Gli esperimenti hanno dimostrato di funzionare, abbattendo del 90% le emissioni di CO2 nell’ambiente, ma per un impiego su vasta scala occorre che scendano i costi, cosa possibile con un impiego massiccio. Stiamo parlando del sustainable aviation fuel (Saf), carburante prodotto dagli scarti, che può andare ad alimentare gli aerei in sostituzione dei tradizionali idrocarburi.
“L’aviazione è uno dei settori chiave da decarbonizzare in quanto è molto improbabile la transizione all’alimentazione elettrica”, racconta Ruggero Poli, ingegnere di Aeroporti di Roma e presidente di Adr Energia. Da qui la scelta della società di gestione dello scalo di Fiumicino di sottoscrivere un accordo con Eni, che è tra i pochissimi produttori europei di questo carburante biogenico, che abbatte le emissioni dal 60 al 90%. “Nel nostro caso siamo al massimo della riduzione di inquinante grazie al ricorso a oli vegetali usati e di frittura, che vengono raccolti in tutta Italia e trasferiti a una bioraffineria Eni, che li trasforma in biocarburante”, continua Poli. La società del “Cane a sei zampe” è stata la prima al mondo a trasformare due impianti tradizionali in bioraffinerie, uno a Porto Marghera Venezia e l’altro a Gela.

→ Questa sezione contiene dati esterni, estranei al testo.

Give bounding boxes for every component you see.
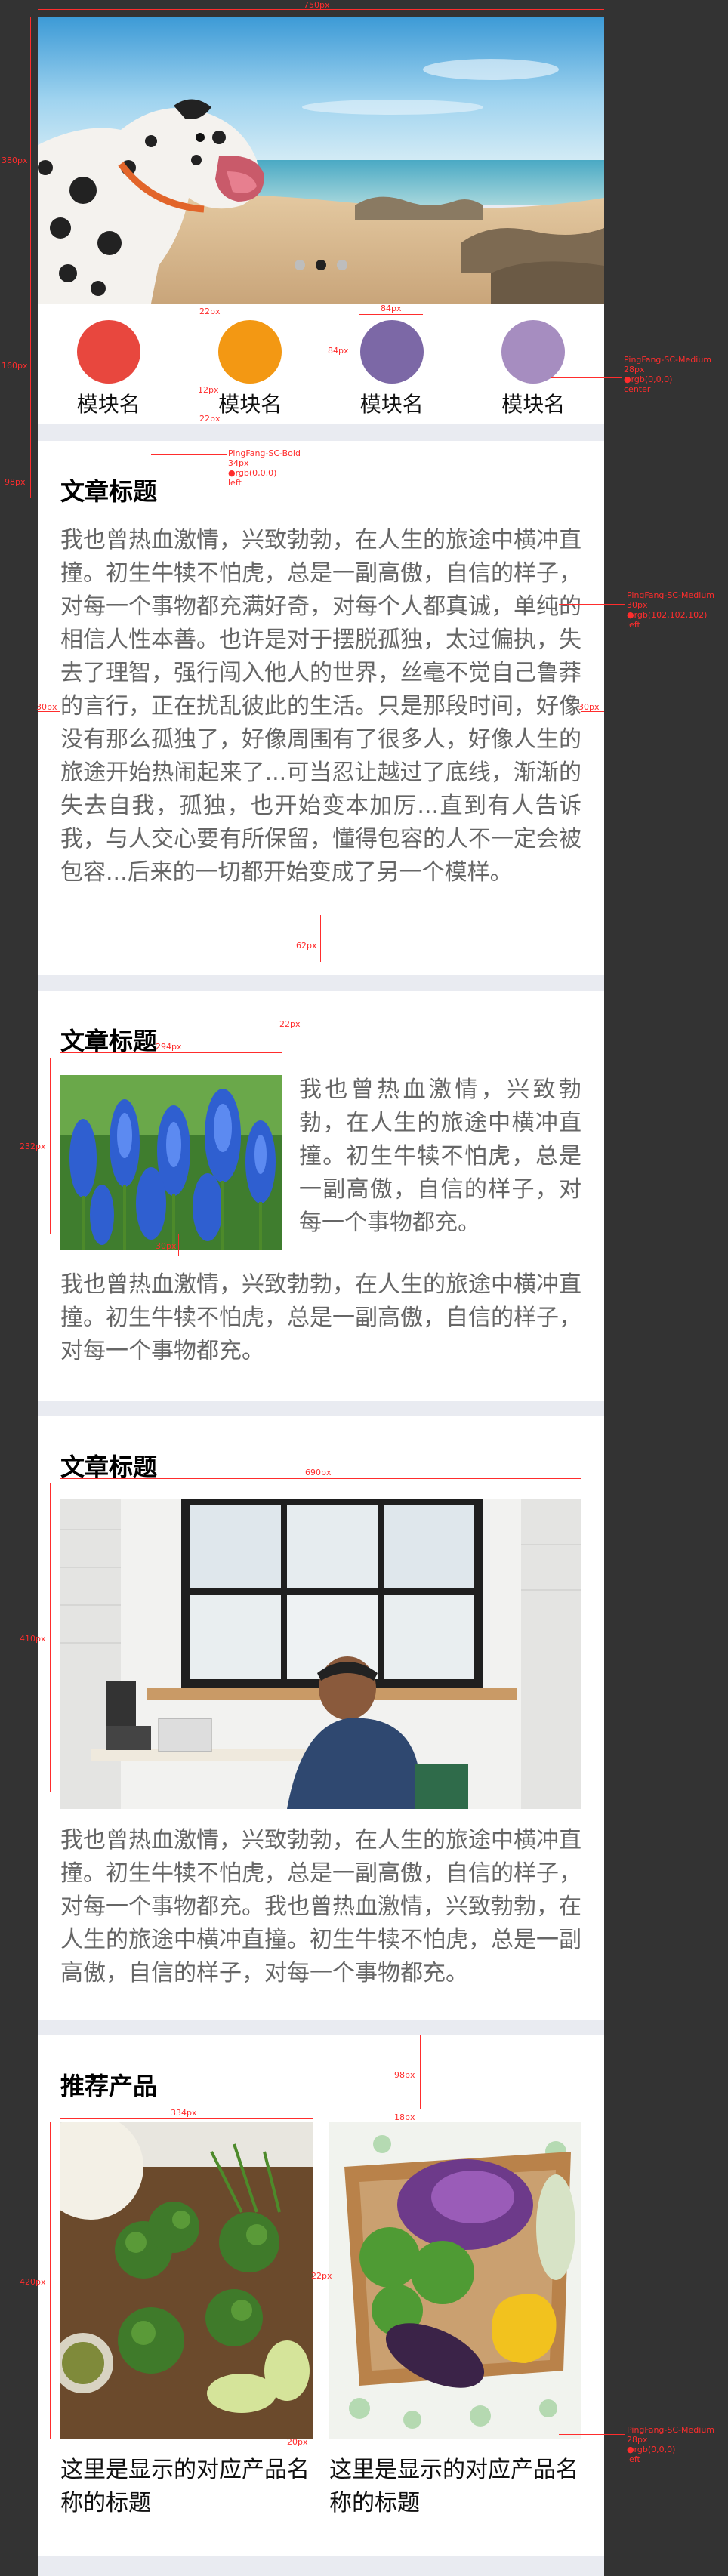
product-card[interactable]: 这里是显示的对应产品名称的标题 <box>60 2122 313 2520</box>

Trovato l’uovo di Colombo? Non proprio perché, come spesso capita, per le innovazioni tecnologiche si procede per step. Oggi il Saf ha un costo sensibilmente superiore ai carburanti tradizionali, cosa che non lo rende competitivo, ma ci sono due fattori che giocano a suo favore: da una parte i costi crescenti delle quote di carbonio, che le società devono acquistare per compensare le emissioni di CO2; dall’altra la prospettiva di evoluzione tecnologica e di dimensioni di scala, che consentirà di produrre Saf con un costo unitario inferiore. Nel giro di cinque-dieci anni quella che oggi è una bella sperimentazione dovrebbe diventare la norma.